CEA/HTA (Cost-Effectiveness Analysis/Health Technology Assessment): Since the full-scale operation began in 2019, the system has been organized through revisions in every two years. The revision 2024 has improved the transparency of the cost-effectiveness assessment system to a certain extent, but still faces challenges. For example, the process is opaque and the criteria for selecting the items to be evaluated are ambiguous, there is insufficient scientific evidence to determine the cost-effectiveness, incentives for innovation may not function if the price adjustment range is expanded in the future, and patient involvement is limited. Reflecting upon the learnings from European countries, expanding the scope of CEA/HTA price adjustment and potentially being used as reimbursement decision-making may not only impede patient access to innovative medicine but may also lead to further drug-lag / losses as it undermines the predictability of prices. Additionally, all stakeholders, including academics, government and industries, are affected by significant operational burdens. The CEA/HTA must not become a system which leads to further drug price containment, as Japan already has several effective systems for controlling drug prices. The CEA/HTA should be maintained as it is since its principled position as complementary to the NHI system, as we can learn from the European lessons learnt of the significant challenges.

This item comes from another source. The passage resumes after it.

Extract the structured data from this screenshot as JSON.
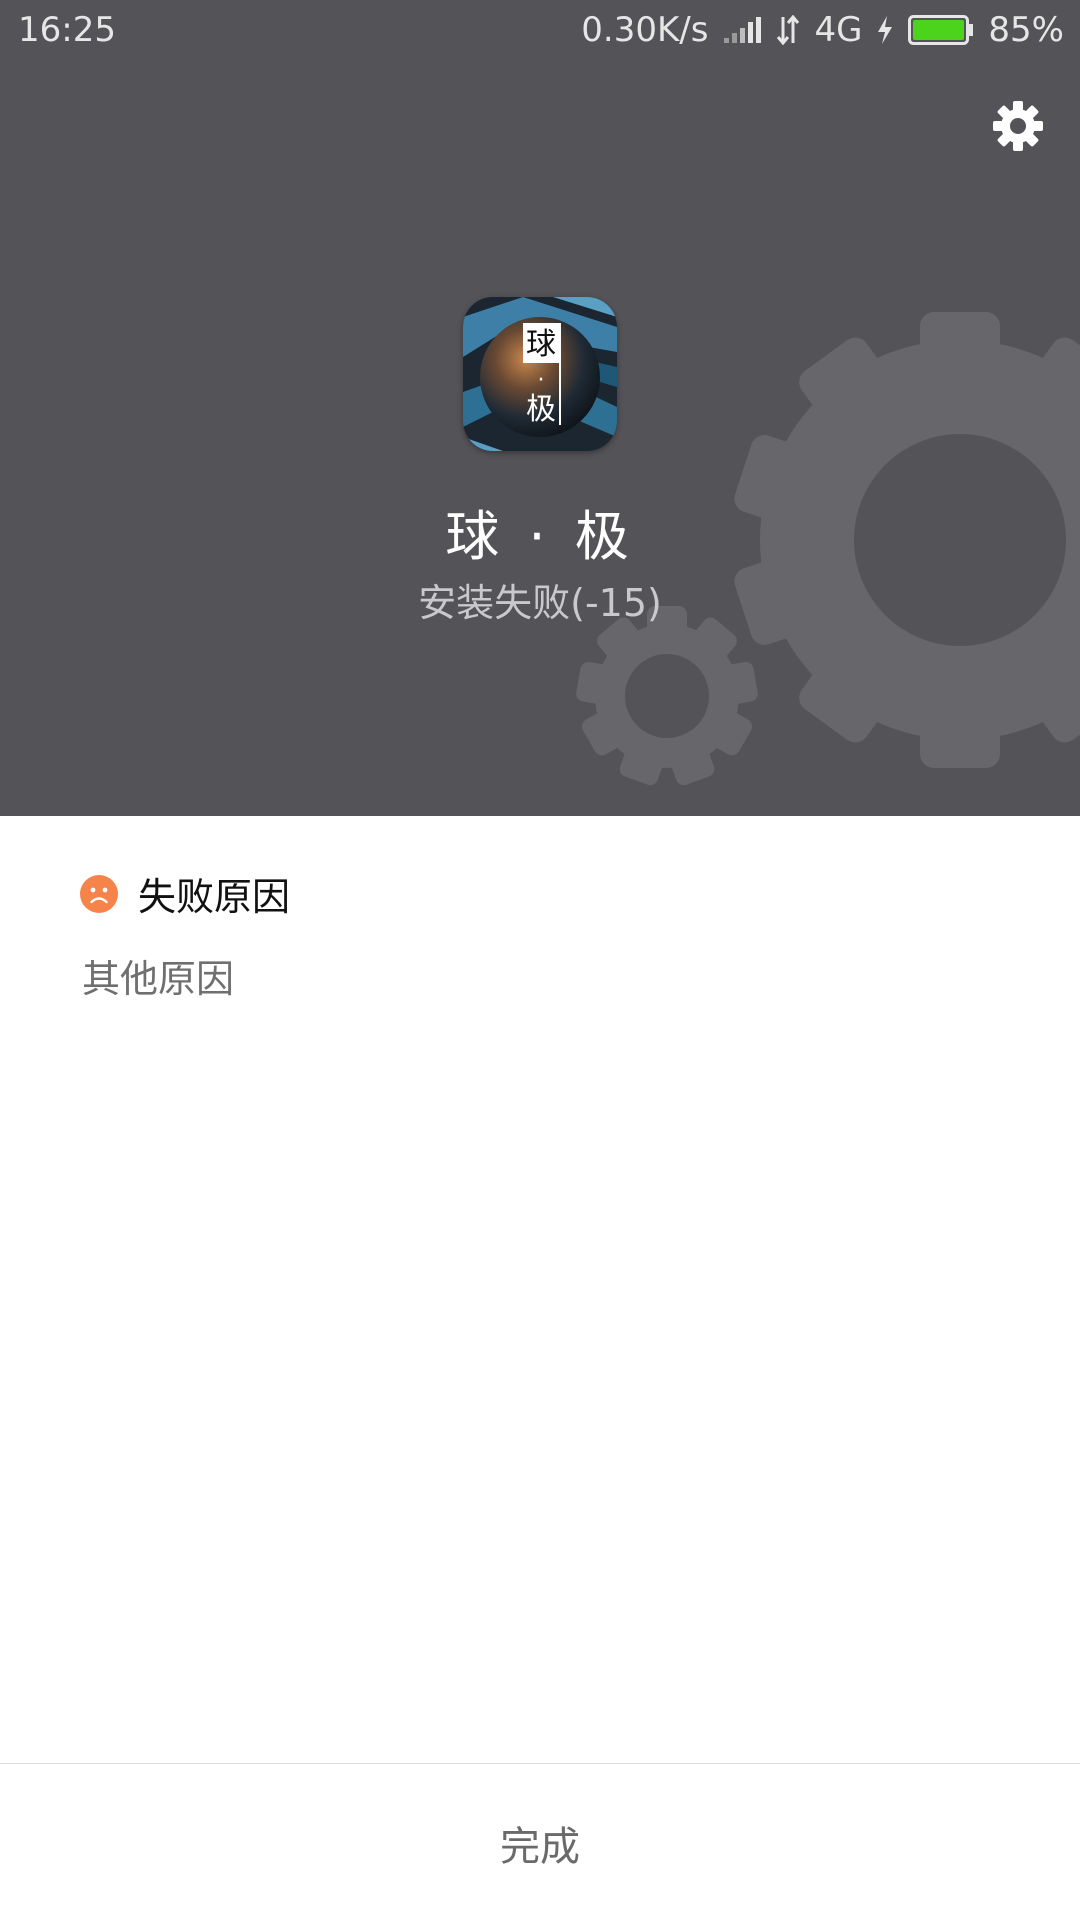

Introduction of new regulatory system: Recently, increasing number of drugs that are not developed in Japan in spite that those drugs are approved in overseas, so called ‘drug loss’, is becoming an issue in Japan, and MHLW panel reviewed regulations for drug development/approval to enhance introduction of medically necessary drugs, and also from the viewpoint of securing robust and efficient quality and stable supply of drugs, etc. As a result, notifications regarding orphan drug designation, pediatric development, and the necessity of Japanese data have been issued, and discussions have also begun on establishing a clinical trial ecosystem. Improvements to pharmaceutical regulations and systems should be continued to reduce drug loss and lag. Likewise in relation to management of manufacturing process, the introduction of moderate modifications (trials) are also being considered. In addition, during the discussion towards the revision of Pharmaceuticals and Medical Devices Act, it has been proposed to review GMP compliance inspections, etc, and further discussions is expected to be held. Future considerations seek the establishment of a pharmaceutical regulatory system concerning quality, including GMP compliance investigations, with a view towards international harmonization.